November 6, 2014

A New Painting: "Circles, Light and Dark"

Circles, Light and Dark, egg tempera on calfskin parchment, 9 x 7 1/4 in.

I shouldn't admit to this, but when I looked at this painting when it was almost finished, the title that kept popping into my mind was "Funny Face", and now you won't see anything else. But it's an admission that at times my paintings are humorous; the combinations of forms add up to an amusing set of relationships, which is fine with me. Painting doesn't always have to be deep-down serious; sometimes it's lighthearted. The making of the painting is always serious, in that I try to balance color, shape, form, light, into a convincing whole. The blue-green color comes from mixing heliogen green (I use a color paste from Kremer Pigments) and titanium white. The tint becomes a lovely aqua hue. 

Circles, Light and Dark detail

I enjoy the challenge of painting dark spaces behind the light planes. I figured out a couple of years ago that I could get a richer dark by layering color––in this case ultramarine blue, cadmium red purple, and heliogen (phthalo) green––than by using black. You'll notice in the photo a couple of wandering lines on the lower right; these are natural imperfections in the parchment.

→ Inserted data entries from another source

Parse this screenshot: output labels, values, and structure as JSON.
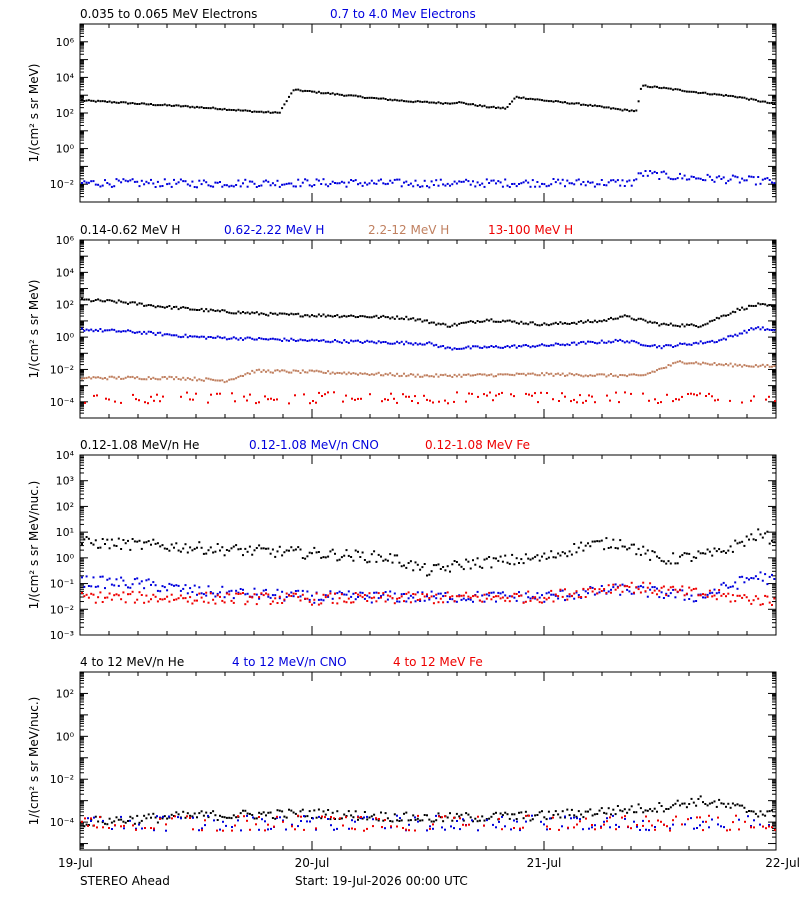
{
  "colors": {
    "black": "#000000",
    "blue": "#0000dd",
    "brown": "#c08060",
    "red": "#ee0000",
    "background": "#ffffff"
  },
  "x_axis": {
    "range": [
      "2026-07-19T00:00",
      "2026-07-22T00:00"
    ],
    "ticks": [
      {
        "date": "2026-07-19T00:00",
        "label": "19-Jul"
      },
      {
        "date": "2026-07-20T00:00",
        "label": "20-Jul"
      },
      {
        "date": "2026-07-21T00:00",
        "label": "21-Jul"
      },
      {
        "date": "2026-07-22T00:00",
        "label": "22-Jul"
      }
    ]
  },
  "footer": {
    "spacecraft": "STEREO Ahead",
    "start": "Start: 19-Jul-2026 00:00 UTC"
  },
  "chart_data": [
    {
      "type": "scatter",
      "title": "",
      "ylabel": "1/(cm² s sr MeV)",
      "yscale": "log",
      "ylim": [
        0.001,
        10000000
      ],
      "yticks": [
        {
          "v": 0.01,
          "label": "10⁻²"
        },
        {
          "v": 1,
          "label": "10⁰"
        },
        {
          "v": 100,
          "label": "10²"
        },
        {
          "v": 10000,
          "label": "10⁴"
        },
        {
          "v": 1000000,
          "label": "10⁶"
        }
      ],
      "series": [
        {
          "name": "0.035 to 0.065 MeV Electrons",
          "color": "#000000",
          "points": [
            [
              "2026-07-19T00:00",
              500
            ],
            [
              "2026-07-19T03:00",
              420
            ],
            [
              "2026-07-19T06:00",
              330
            ],
            [
              "2026-07-19T10:00",
              250
            ],
            [
              "2026-07-19T14:00",
              180
            ],
            [
              "2026-07-19T18:00",
              120
            ],
            [
              "2026-07-19T20:30",
              100
            ],
            [
              "2026-07-19T22:00",
              2000
            ],
            [
              "2026-07-20T02:00",
              1200
            ],
            [
              "2026-07-20T06:00",
              700
            ],
            [
              "2026-07-20T10:00",
              450
            ],
            [
              "2026-07-20T14:00",
              350
            ],
            [
              "2026-07-20T15:00",
              400
            ],
            [
              "2026-07-20T18:00",
              220
            ],
            [
              "2026-07-20T20:00",
              180
            ],
            [
              "2026-07-20T21:00",
              800
            ],
            [
              "2026-07-21T00:00",
              500
            ],
            [
              "2026-07-21T04:00",
              300
            ],
            [
              "2026-07-21T08:00",
              150
            ],
            [
              "2026-07-21T09:30",
              130
            ],
            [
              "2026-07-21T10:00",
              3500
            ],
            [
              "2026-07-21T12:00",
              2600
            ],
            [
              "2026-07-21T16:00",
              1400
            ],
            [
              "2026-07-21T20:00",
              800
            ],
            [
              "2026-07-22T00:00",
              300
            ]
          ]
        },
        {
          "name": "0.7 to 4.0 Mev Electrons",
          "color": "#0000dd",
          "points": [
            [
              "2026-07-19T00:00",
              0.012
            ],
            [
              "2026-07-19T12:00",
              0.011
            ],
            [
              "2026-07-20T00:00",
              0.012
            ],
            [
              "2026-07-20T12:00",
              0.011
            ],
            [
              "2026-07-21T00:00",
              0.012
            ],
            [
              "2026-07-21T09:00",
              0.012
            ],
            [
              "2026-07-21T10:00",
              0.04
            ],
            [
              "2026-07-21T14:00",
              0.025
            ],
            [
              "2026-07-22T00:00",
              0.014
            ]
          ]
        }
      ]
    },
    {
      "type": "scatter",
      "title": "",
      "ylabel": "1/(cm² s sr MeV)",
      "yscale": "log",
      "ylim": [
        1e-05,
        1000000
      ],
      "yticks": [
        {
          "v": 0.0001,
          "label": "10⁻⁴"
        },
        {
          "v": 0.01,
          "label": "10⁻²"
        },
        {
          "v": 1,
          "label": "10⁰"
        },
        {
          "v": 100,
          "label": "10²"
        },
        {
          "v": 10000,
          "label": "10⁴"
        },
        {
          "v": 1000000,
          "label": "10⁶"
        }
      ],
      "series": [
        {
          "name": "0.14-0.62 MeV H",
          "color": "#000000",
          "points": [
            [
              "2026-07-19T00:00",
              200
            ],
            [
              "2026-07-19T04:00",
              150
            ],
            [
              "2026-07-19T08:00",
              80
            ],
            [
              "2026-07-19T14:00",
              40
            ],
            [
              "2026-07-19T20:00",
              25
            ],
            [
              "2026-07-20T04:00",
              20
            ],
            [
              "2026-07-20T10:00",
              15
            ],
            [
              "2026-07-20T14:00",
              5
            ],
            [
              "2026-07-20T18:00",
              12
            ],
            [
              "2026-07-21T00:00",
              6
            ],
            [
              "2026-07-21T06:00",
              10
            ],
            [
              "2026-07-21T08:00",
              20
            ],
            [
              "2026-07-21T12:00",
              6
            ],
            [
              "2026-07-21T16:00",
              5
            ],
            [
              "2026-07-21T20:00",
              50
            ],
            [
              "2026-07-21T22:00",
              100
            ],
            [
              "2026-07-22T00:00",
              70
            ]
          ]
        },
        {
          "name": "0.62-2.22 MeV H",
          "color": "#0000dd",
          "points": [
            [
              "2026-07-19T00:00",
              3
            ],
            [
              "2026-07-19T06:00",
              2
            ],
            [
              "2026-07-19T12:00",
              1
            ],
            [
              "2026-07-20T00:00",
              0.6
            ],
            [
              "2026-07-20T12:00",
              0.4
            ],
            [
              "2026-07-20T14:00",
              0.2
            ],
            [
              "2026-07-21T00:00",
              0.3
            ],
            [
              "2026-07-21T08:00",
              0.6
            ],
            [
              "2026-07-21T12:00",
              0.25
            ],
            [
              "2026-07-21T18:00",
              0.6
            ],
            [
              "2026-07-21T22:00",
              4
            ],
            [
              "2026-07-22T00:00",
              2
            ]
          ]
        },
        {
          "name": "2.2-12 MeV H",
          "color": "#c08060",
          "points": [
            [
              "2026-07-19T00:00",
              0.003
            ],
            [
              "2026-07-19T10:00",
              0.003
            ],
            [
              "2026-07-19T15:00",
              0.002
            ],
            [
              "2026-07-19T18:00",
              0.008
            ],
            [
              "2026-07-20T00:00",
              0.007
            ],
            [
              "2026-07-20T12:00",
              0.004
            ],
            [
              "2026-07-21T00:00",
              0.005
            ],
            [
              "2026-07-21T10:00",
              0.004
            ],
            [
              "2026-07-21T14:00",
              0.03
            ],
            [
              "2026-07-21T18:00",
              0.02
            ],
            [
              "2026-07-22T00:00",
              0.015
            ]
          ]
        },
        {
          "name": "13-100 MeV H",
          "color": "#ee0000",
          "points": [
            [
              "2026-07-19T00:00",
              0.0002
            ],
            [
              "2026-07-20T00:00",
              0.0002
            ],
            [
              "2026-07-21T00:00",
              0.0002
            ],
            [
              "2026-07-22T00:00",
              0.0002
            ]
          ]
        }
      ]
    },
    {
      "type": "scatter",
      "title": "",
      "ylabel": "1/(cm² s sr MeV/nuc.)",
      "yscale": "log",
      "ylim": [
        0.001,
        10000
      ],
      "yticks": [
        {
          "v": 0.001,
          "label": "10⁻³"
        },
        {
          "v": 0.01,
          "label": "10⁻²"
        },
        {
          "v": 0.1,
          "label": "10⁻¹"
        },
        {
          "v": 1,
          "label": "10⁰"
        },
        {
          "v": 10,
          "label": "10¹"
        },
        {
          "v": 100,
          "label": "10²"
        },
        {
          "v": 1000,
          "label": "10³"
        },
        {
          "v": 10000,
          "label": "10⁴"
        }
      ],
      "series": [
        {
          "name": "0.12-1.08 MeV/n He",
          "color": "#000000",
          "points": [
            [
              "2026-07-19T00:00",
              4
            ],
            [
              "2026-07-19T08:00",
              3
            ],
            [
              "2026-07-19T16:00",
              2
            ],
            [
              "2026-07-20T00:00",
              1.5
            ],
            [
              "2026-07-20T08:00",
              1
            ],
            [
              "2026-07-20T12:00",
              0.3
            ],
            [
              "2026-07-20T16:00",
              0.6
            ],
            [
              "2026-07-21T00:00",
              1
            ],
            [
              "2026-07-21T04:00",
              3
            ],
            [
              "2026-07-21T08:00",
              4
            ],
            [
              "2026-07-21T12:00",
              0.8
            ],
            [
              "2026-07-21T18:00",
              1.5
            ],
            [
              "2026-07-21T22:00",
              8
            ],
            [
              "2026-07-22T00:00",
              5
            ]
          ]
        },
        {
          "name": "0.12-1.08 MeV/n CNO",
          "color": "#0000dd",
          "points": [
            [
              "2026-07-19T00:00",
              0.12
            ],
            [
              "2026-07-19T06:00",
              0.1
            ],
            [
              "2026-07-19T12:00",
              0.05
            ],
            [
              "2026-07-20T00:00",
              0.03
            ],
            [
              "2026-07-21T00:00",
              0.03
            ],
            [
              "2026-07-21T08:00",
              0.06
            ],
            [
              "2026-07-21T16:00",
              0.03
            ],
            [
              "2026-07-21T22:00",
              0.2
            ],
            [
              "2026-07-22T00:00",
              0.12
            ]
          ]
        },
        {
          "name": "0.12-1.08 MeV Fe",
          "color": "#ee0000",
          "points": [
            [
              "2026-07-19T00:00",
              0.03
            ],
            [
              "2026-07-20T00:00",
              0.025
            ],
            [
              "2026-07-21T00:00",
              0.03
            ],
            [
              "2026-07-21T08:00",
              0.08
            ],
            [
              "2026-07-22T00:00",
              0.02
            ]
          ]
        }
      ]
    },
    {
      "type": "scatter",
      "title": "",
      "ylabel": "1/(cm² s sr MeV/nuc.)",
      "yscale": "log",
      "ylim": [
        5e-06,
        1000
      ],
      "yticks": [
        {
          "v": 0.0001,
          "label": "10⁻⁴"
        },
        {
          "v": 0.01,
          "label": "10⁻²"
        },
        {
          "v": 1,
          "label": "10⁰"
        },
        {
          "v": 100,
          "label": "10²"
        }
      ],
      "series": [
        {
          "name": "4 to 12 MeV/n He",
          "color": "#000000",
          "points": [
            [
              "2026-07-19T00:00",
              0.0001
            ],
            [
              "2026-07-19T12:00",
              0.0002
            ],
            [
              "2026-07-20T00:00",
              0.00025
            ],
            [
              "2026-07-20T12:00",
              0.00015
            ],
            [
              "2026-07-21T00:00",
              0.0002
            ],
            [
              "2026-07-21T12:00",
              0.0005
            ],
            [
              "2026-07-21T16:00",
              0.001
            ],
            [
              "2026-07-21T22:00",
              0.0003
            ],
            [
              "2026-07-22T00:00",
              0.0002
            ]
          ]
        },
        {
          "name": "4 to 12 MeV/n CNO",
          "color": "#0000dd",
          "points": [
            [
              "2026-07-19T00:00",
              0.0001
            ],
            [
              "2026-07-22T00:00",
              0.0001
            ]
          ]
        },
        {
          "name": "4 to 12 MeV Fe",
          "color": "#ee0000",
          "points": [
            [
              "2026-07-19T00:00",
              0.0001
            ],
            [
              "2026-07-22T00:00",
              0.0001
            ]
          ]
        }
      ]
    }
  ]
}
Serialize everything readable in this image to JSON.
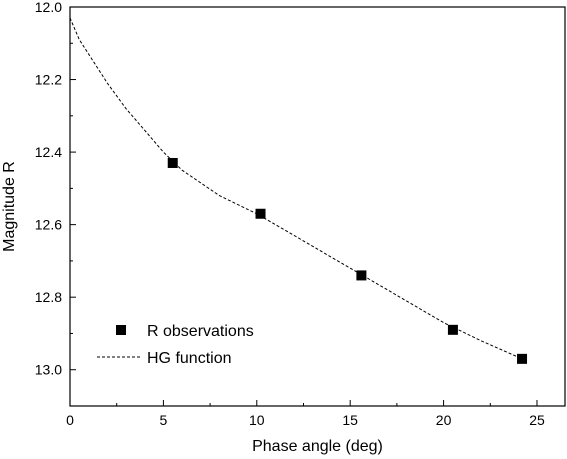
{
  "chart_data": {
    "type": "scatter",
    "xlabel": "Phase angle (deg)",
    "ylabel": "Magnitude R",
    "xlim": [
      0,
      26.5
    ],
    "ylim": [
      12.0,
      13.1
    ],
    "y_inverted": true,
    "x_ticks": [
      0,
      5,
      10,
      15,
      20,
      25
    ],
    "x_tick_labels": [
      "0",
      "5",
      "10",
      "15",
      "20",
      "25"
    ],
    "y_ticks": [
      12.0,
      12.2,
      12.4,
      12.6,
      12.8,
      13.0
    ],
    "y_tick_labels": [
      "12.0",
      "12.2",
      "12.4",
      "12.6",
      "12.8",
      "13.0"
    ],
    "grid": false,
    "legend_position": "bottom-left",
    "series": [
      {
        "name": "R observations",
        "marker": "square",
        "color": "#000000",
        "points": [
          {
            "x": 5.5,
            "y": 12.43
          },
          {
            "x": 10.2,
            "y": 12.57
          },
          {
            "x": 15.6,
            "y": 12.74
          },
          {
            "x": 20.5,
            "y": 12.89
          },
          {
            "x": 24.2,
            "y": 12.97
          }
        ]
      },
      {
        "name": "HG function",
        "line_style": "dashed",
        "color": "#000000",
        "points": [
          {
            "x": 0.0,
            "y": 12.03
          },
          {
            "x": 0.5,
            "y": 12.09
          },
          {
            "x": 1.0,
            "y": 12.13
          },
          {
            "x": 2.0,
            "y": 12.21
          },
          {
            "x": 3.0,
            "y": 12.28
          },
          {
            "x": 4.0,
            "y": 12.34
          },
          {
            "x": 5.0,
            "y": 12.4
          },
          {
            "x": 6.0,
            "y": 12.45
          },
          {
            "x": 8.0,
            "y": 12.52
          },
          {
            "x": 10.0,
            "y": 12.57
          },
          {
            "x": 12.0,
            "y": 12.63
          },
          {
            "x": 14.0,
            "y": 12.69
          },
          {
            "x": 16.0,
            "y": 12.75
          },
          {
            "x": 18.0,
            "y": 12.81
          },
          {
            "x": 20.0,
            "y": 12.87
          },
          {
            "x": 22.0,
            "y": 12.92
          },
          {
            "x": 24.2,
            "y": 12.97
          }
        ]
      }
    ]
  }
}
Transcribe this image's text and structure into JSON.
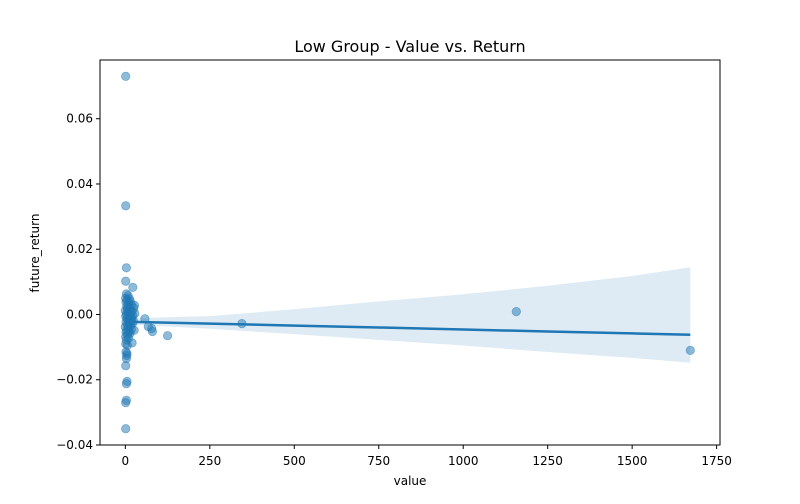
{
  "chart_data": {
    "type": "scatter",
    "title": "Low Group - Value vs. Return",
    "xlabel": "value",
    "ylabel": "future_return",
    "xlim": [
      -75,
      1760
    ],
    "ylim": [
      -0.04,
      0.078
    ],
    "xticks": [
      0,
      250,
      500,
      750,
      1000,
      1250,
      1500,
      1750
    ],
    "xtick_labels": [
      "0",
      "250",
      "500",
      "750",
      "1000",
      "1250",
      "1500",
      "1750"
    ],
    "yticks": [
      -0.04,
      -0.02,
      0.0,
      0.02,
      0.04,
      0.06
    ],
    "ytick_labels": [
      "−0.04",
      "−0.02",
      "0.00",
      "0.02",
      "0.04",
      "0.06"
    ],
    "grid": false,
    "legend": "none",
    "colors": {
      "points": "#1f77b4",
      "line": "#1f77b4",
      "band": "#1f77b4"
    },
    "points": [
      {
        "x": 1,
        "y": 0.073
      },
      {
        "x": 1,
        "y": 0.0333
      },
      {
        "x": 3,
        "y": 0.0143
      },
      {
        "x": 1,
        "y": 0.0102
      },
      {
        "x": 22,
        "y": 0.0083
      },
      {
        "x": 3,
        "y": 0.0063
      },
      {
        "x": 8,
        "y": 0.0058
      },
      {
        "x": 1,
        "y": 0.005
      },
      {
        "x": 12,
        "y": 0.0048
      },
      {
        "x": 5,
        "y": 0.0045
      },
      {
        "x": 15,
        "y": 0.004
      },
      {
        "x": 2,
        "y": 0.0038
      },
      {
        "x": 9,
        "y": 0.0035
      },
      {
        "x": 18,
        "y": 0.003
      },
      {
        "x": 27,
        "y": 0.0028
      },
      {
        "x": 4,
        "y": 0.0025
      },
      {
        "x": 11,
        "y": 0.0022
      },
      {
        "x": 25,
        "y": 0.002
      },
      {
        "x": 6,
        "y": 0.0018
      },
      {
        "x": 14,
        "y": 0.0015
      },
      {
        "x": 0,
        "y": 0.0012
      },
      {
        "x": 20,
        "y": 0.001
      },
      {
        "x": 7,
        "y": 0.0008
      },
      {
        "x": 16,
        "y": 0.0005
      },
      {
        "x": 28,
        "y": 0.0003
      },
      {
        "x": 3,
        "y": 0.0001
      },
      {
        "x": 10,
        "y": -0.0002
      },
      {
        "x": 22,
        "y": -0.0004
      },
      {
        "x": 1,
        "y": -0.0006
      },
      {
        "x": 13,
        "y": -0.0008
      },
      {
        "x": 19,
        "y": -0.0011
      },
      {
        "x": 5,
        "y": -0.0013
      },
      {
        "x": 58,
        "y": -0.0013
      },
      {
        "x": 8,
        "y": -0.0016
      },
      {
        "x": 17,
        "y": -0.0018
      },
      {
        "x": 24,
        "y": -0.002
      },
      {
        "x": 2,
        "y": -0.0023
      },
      {
        "x": 12,
        "y": -0.0026
      },
      {
        "x": 21,
        "y": -0.0028
      },
      {
        "x": 6,
        "y": -0.0031
      },
      {
        "x": 15,
        "y": -0.0034
      },
      {
        "x": 68,
        "y": -0.0037
      },
      {
        "x": 0,
        "y": -0.0038
      },
      {
        "x": 9,
        "y": -0.0041
      },
      {
        "x": 78,
        "y": -0.0043
      },
      {
        "x": 18,
        "y": -0.0045
      },
      {
        "x": 4,
        "y": -0.0048
      },
      {
        "x": 26,
        "y": -0.0048
      },
      {
        "x": 11,
        "y": -0.0052
      },
      {
        "x": 80,
        "y": -0.0052
      },
      {
        "x": 2,
        "y": -0.0055
      },
      {
        "x": 14,
        "y": -0.0058
      },
      {
        "x": 7,
        "y": -0.0062
      },
      {
        "x": 125,
        "y": -0.0065
      },
      {
        "x": 1,
        "y": -0.0068
      },
      {
        "x": 10,
        "y": -0.0072
      },
      {
        "x": 3,
        "y": -0.0078
      },
      {
        "x": 20,
        "y": -0.0087
      },
      {
        "x": 1,
        "y": -0.009
      },
      {
        "x": 6,
        "y": -0.0094
      },
      {
        "x": 2,
        "y": -0.0115
      },
      {
        "x": 5,
        "y": -0.012
      },
      {
        "x": 4,
        "y": -0.0126
      },
      {
        "x": 3,
        "y": -0.0135
      },
      {
        "x": 1,
        "y": -0.0157
      },
      {
        "x": 5,
        "y": -0.0205
      },
      {
        "x": 3,
        "y": -0.0212
      },
      {
        "x": 3,
        "y": -0.0263
      },
      {
        "x": 1,
        "y": -0.027
      },
      {
        "x": 1,
        "y": -0.035
      },
      {
        "x": 345,
        "y": -0.0028
      },
      {
        "x": 1157,
        "y": 0.0009
      },
      {
        "x": 1672,
        "y": -0.011
      }
    ],
    "regression": {
      "x": [
        0,
        250,
        500,
        750,
        1000,
        1250,
        1500,
        1672
      ],
      "y": [
        -0.0022,
        -0.0028,
        -0.0034,
        -0.004,
        -0.0046,
        -0.0052,
        -0.0058,
        -0.0062
      ],
      "ci_upper": [
        -0.0012,
        -0.0005,
        0.0016,
        0.004,
        0.0062,
        0.0088,
        0.0118,
        0.0145
      ],
      "ci_lower": [
        -0.003,
        -0.0044,
        -0.006,
        -0.0078,
        -0.0095,
        -0.0115,
        -0.0133,
        -0.0148
      ]
    }
  }
}
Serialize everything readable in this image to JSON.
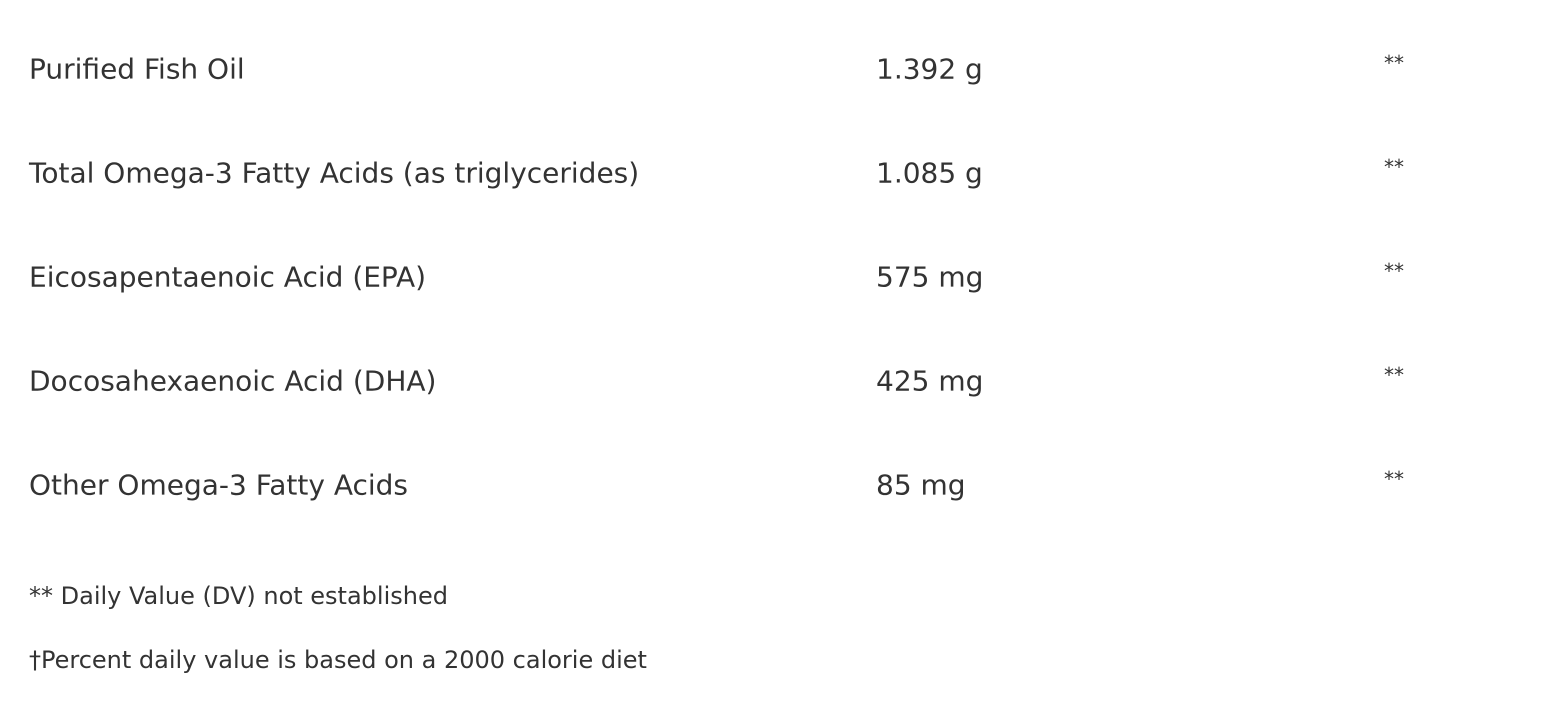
{
  "rows": [
    {
      "name": "Purified Fish Oil",
      "amount": "1.392 g",
      "dv": "**"
    },
    {
      "name": "Total Omega-3 Fatty Acids (as triglycerides)",
      "amount": "1.085 g",
      "dv": "**"
    },
    {
      "name": "Eicosapentaenoic Acid (EPA)",
      "amount": "575 mg",
      "dv": "**"
    },
    {
      "name": "Docosahexaenoic Acid (DHA)",
      "amount": "425 mg",
      "dv": "**"
    },
    {
      "name": "Other Omega-3 Fatty Acids",
      "amount": "85 mg",
      "dv": "**"
    }
  ],
  "footnotes": [
    "** Daily Value (DV) not established",
    "†Percent daily value is based on a 2000 calorie diet"
  ]
}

Circles, Light and Dark detail

Balancing the deep spaces of the dark circles are the raised portions of the wheel. I have to play with warmer and cooler hues to make the light and shadow. There are so many things to think about while painting, but it becomes like habit, where you do things without thinking consciously about them. Which is not to say I'm unaware of making choices, or that I don't struggle at times and fail at times, but that much of the decision making is fairly intuitive, learned behavior from over 40 years of painting. William James argued that habit is a positive force, and I am inclined to agree.


  1. Your "you won't see anything else" reminds me of the Rufus Porter trees I used to love so much, in their imperfection, that I copied them in the farm-scene I painted on the lid of a blanket-chest, until, that is, I was looking again at a photo of his original trees and out from the negative space between the trees jumped a colonial soldier, complete with tri-corn hat! Going to my photos of the chest, I found that he was there, too! I can't see the trees anymore. Such a loss.
    These things do take a while to jump out at us, the FedEx arrow, for example.
    After they do, forget seeing anything else.
    I rotated your painting to see if I could banish him, but he's always there, with slight expression-changes.

    1. At least the expression changes, JBS; that's a positive thing!

  2. I love this painting -- and the face is inescapable! That's what we're wired for. I'm so glad you made it anyway, it is very beautiful with its green blue and yellow green, and funny in its expression.